Donald Trump se prepara para entregar este jueves su hoja de ruta para la reactivación progresiva de la economía estadounidense, siguiendo los tímidos pasos de Europa, tras afirmar que su país, el más golpeado en el mundo por la pandemia, probablemente ya «pasó el pico» de contagios.
«Vamos a abrir los estados, algunos estados mucho antes que otros», afirmó el presidente estadounidense el miércoles, asomando la posibilidad de que en algunos casos la reapertura económica empiece antes del 1 de mayo.
«Mañana será un gran día», había dicho más temprano Trump en los jardines de la Casa Blanca, prometiendo para el jueves los detalles de esta «reapertura de la economía» estadounidense, paralizada por el coronavirus. Porque según él, Estados Unidos, el país más golpeado en el mundo por la pandemia, probablemente ya «pasó el pico» de contagios.
La pandemia de la covid-19 mantiene a media humanidad confinada y sigue sembrando la muerte en todo el planeta, con más de 131.000 muertos desde su aparición en China en diciembre.
Estados Unidos lleva la peor parte, con más de 28.000 decesos por más de 637.000 casos de contagio. Y este miércoles registró un nuevo récord mundial, con 2.569 decesos en 24 horas por el coronavirus, según el conteo referencia de la Universidad Johns Hopkins.
Europa golpeada pero flexible
Pero en Europa -que representa más de dos tercios de los fallecidos en el mundo- algunos países estaban envalentonados por señales optimistas, como la desaceleración de los ingresos en cuidados intensivos. Así, anunciaban los primeros pasos para ir desmantelando el confinamiento obligatorio.
Alemania se prepara para una vuelta a clases progresiva a partir del 4 de mayo. La semana que viene ensayará también la reapertura de pequeños comercios, pero las grandes concentraciones quedarán prohibidas hasta fines de agosto porque el éxito en la batalla contra la COVID-19 sigue siendo «frágil», estimó la canciller Angela Merkel.
En Dinamarca los niños empezaron a volver a las aulas, con medidas especiales como una distancia de dos metros entre las mesas en las aulas.
Tercer país con más fallecimientos (18.579), pero en tendencia a la baja, España empieza solo a hablar de relajar uno de los confinamientos más estrictos de Europa, que debería prolongarse más allá del 25 de abril, aunque quizás con flexibilizaciones. Solo los adultos pueden salir al supermercado, la farmacia o pasear el perro. «Álvaro nos dice: ‘lo encuentro injusto, los mayores podéis salir y nosotros, los niños, no’. íY tiene razón!», dice Inmaculada Paredes, de 47 años, sobre su hijo de siete.

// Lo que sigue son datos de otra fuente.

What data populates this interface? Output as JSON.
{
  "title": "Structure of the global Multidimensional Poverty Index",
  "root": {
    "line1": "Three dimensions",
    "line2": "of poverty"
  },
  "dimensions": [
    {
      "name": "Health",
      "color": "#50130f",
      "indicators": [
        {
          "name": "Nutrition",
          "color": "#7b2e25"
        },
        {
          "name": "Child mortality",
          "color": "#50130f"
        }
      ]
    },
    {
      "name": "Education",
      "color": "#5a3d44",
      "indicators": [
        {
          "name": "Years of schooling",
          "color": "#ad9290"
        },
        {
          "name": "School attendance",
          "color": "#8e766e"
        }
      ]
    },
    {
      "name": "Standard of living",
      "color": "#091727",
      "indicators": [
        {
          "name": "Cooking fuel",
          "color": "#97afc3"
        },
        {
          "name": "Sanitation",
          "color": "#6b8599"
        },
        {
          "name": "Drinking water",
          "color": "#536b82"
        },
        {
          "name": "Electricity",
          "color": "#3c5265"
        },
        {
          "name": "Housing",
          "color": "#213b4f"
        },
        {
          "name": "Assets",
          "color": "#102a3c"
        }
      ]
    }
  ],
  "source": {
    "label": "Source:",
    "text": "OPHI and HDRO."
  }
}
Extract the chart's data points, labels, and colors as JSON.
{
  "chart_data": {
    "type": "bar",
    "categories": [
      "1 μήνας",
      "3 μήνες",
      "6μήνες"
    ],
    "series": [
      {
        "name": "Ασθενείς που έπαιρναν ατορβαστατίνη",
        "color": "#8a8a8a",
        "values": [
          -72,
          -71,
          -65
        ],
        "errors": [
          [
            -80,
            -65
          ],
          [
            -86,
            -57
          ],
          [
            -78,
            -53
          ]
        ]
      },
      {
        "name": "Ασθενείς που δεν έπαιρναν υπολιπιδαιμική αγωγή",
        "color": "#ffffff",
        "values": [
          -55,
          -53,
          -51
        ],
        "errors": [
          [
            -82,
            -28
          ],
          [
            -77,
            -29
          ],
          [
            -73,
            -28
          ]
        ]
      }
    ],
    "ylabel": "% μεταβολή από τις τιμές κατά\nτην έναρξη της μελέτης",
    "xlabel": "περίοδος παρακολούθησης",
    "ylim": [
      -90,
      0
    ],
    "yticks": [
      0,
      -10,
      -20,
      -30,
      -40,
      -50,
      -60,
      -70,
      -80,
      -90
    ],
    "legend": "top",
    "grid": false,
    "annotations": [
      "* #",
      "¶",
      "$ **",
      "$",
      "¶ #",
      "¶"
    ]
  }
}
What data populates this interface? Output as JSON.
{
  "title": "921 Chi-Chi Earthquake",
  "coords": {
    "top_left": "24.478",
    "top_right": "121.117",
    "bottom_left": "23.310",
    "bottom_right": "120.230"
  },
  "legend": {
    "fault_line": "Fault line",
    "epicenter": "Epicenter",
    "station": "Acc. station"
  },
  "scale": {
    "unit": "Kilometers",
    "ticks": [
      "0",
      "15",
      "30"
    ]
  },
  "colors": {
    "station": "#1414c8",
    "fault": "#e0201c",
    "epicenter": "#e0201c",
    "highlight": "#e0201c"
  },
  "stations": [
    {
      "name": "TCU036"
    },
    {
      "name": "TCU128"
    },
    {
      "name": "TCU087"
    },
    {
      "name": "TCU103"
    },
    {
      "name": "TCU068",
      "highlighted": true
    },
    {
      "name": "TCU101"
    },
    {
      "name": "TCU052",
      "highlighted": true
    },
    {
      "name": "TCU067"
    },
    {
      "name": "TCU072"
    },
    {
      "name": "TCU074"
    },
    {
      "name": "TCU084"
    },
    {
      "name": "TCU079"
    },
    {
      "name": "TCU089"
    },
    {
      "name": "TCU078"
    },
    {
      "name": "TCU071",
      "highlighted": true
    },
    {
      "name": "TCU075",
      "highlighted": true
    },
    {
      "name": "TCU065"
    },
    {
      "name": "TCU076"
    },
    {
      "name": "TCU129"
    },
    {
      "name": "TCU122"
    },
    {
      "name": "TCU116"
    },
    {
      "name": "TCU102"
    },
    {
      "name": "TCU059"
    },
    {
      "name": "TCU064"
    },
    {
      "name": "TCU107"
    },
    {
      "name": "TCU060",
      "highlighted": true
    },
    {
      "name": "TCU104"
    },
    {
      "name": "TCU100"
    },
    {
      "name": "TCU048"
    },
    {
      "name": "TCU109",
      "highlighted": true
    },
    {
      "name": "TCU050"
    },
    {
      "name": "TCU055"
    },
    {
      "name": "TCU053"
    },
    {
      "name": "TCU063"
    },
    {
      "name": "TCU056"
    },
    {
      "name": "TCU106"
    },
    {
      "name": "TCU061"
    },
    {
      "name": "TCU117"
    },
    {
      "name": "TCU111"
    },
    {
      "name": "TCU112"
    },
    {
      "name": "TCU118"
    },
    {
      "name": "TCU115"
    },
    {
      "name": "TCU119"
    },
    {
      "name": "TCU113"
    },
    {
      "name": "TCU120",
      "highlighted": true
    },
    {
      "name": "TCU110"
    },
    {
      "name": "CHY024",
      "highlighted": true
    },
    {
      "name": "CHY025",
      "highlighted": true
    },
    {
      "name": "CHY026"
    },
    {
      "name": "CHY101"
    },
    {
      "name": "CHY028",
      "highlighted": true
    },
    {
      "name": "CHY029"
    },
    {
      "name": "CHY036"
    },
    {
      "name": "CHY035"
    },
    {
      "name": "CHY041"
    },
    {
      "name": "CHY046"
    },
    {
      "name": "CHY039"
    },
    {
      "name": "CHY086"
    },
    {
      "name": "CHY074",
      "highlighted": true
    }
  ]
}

Reino Unido (12.868 muertos) debería anunciar este jueves una extensión del confinamiento, mientras Francia (17.167 decesos) se prepara para un levantamiento progresivo desde el 11 de mayo.
Otras naciones del mundo también evalúan el desafío del regreso a la normalidad y algunos decidieron tomar riesgos.
Es el ejemplo de India, un país con 1.300 millones de habitantes (casi 12.000 casos de coronavirus), que anunció que permitirá paulatinamente el regreso al trabajo, en especial de las clases más desfavorecidas, en sectores clave como la agricultura.
También de Corea del Sur, que logró contener la pandemia gracias a una estrategia de tests masivos, y el miércoles celebró elecciones legislativas, con la toma de la temperatura en los centros de sufragio y armando lugares especiales para los votantes con fiebre.
«La gente mantiene sus distancias y todo el mundo lleva guantes», se congratuló Kim Gwang-woo, de 80 años. «Está todo bien organizado», estimó.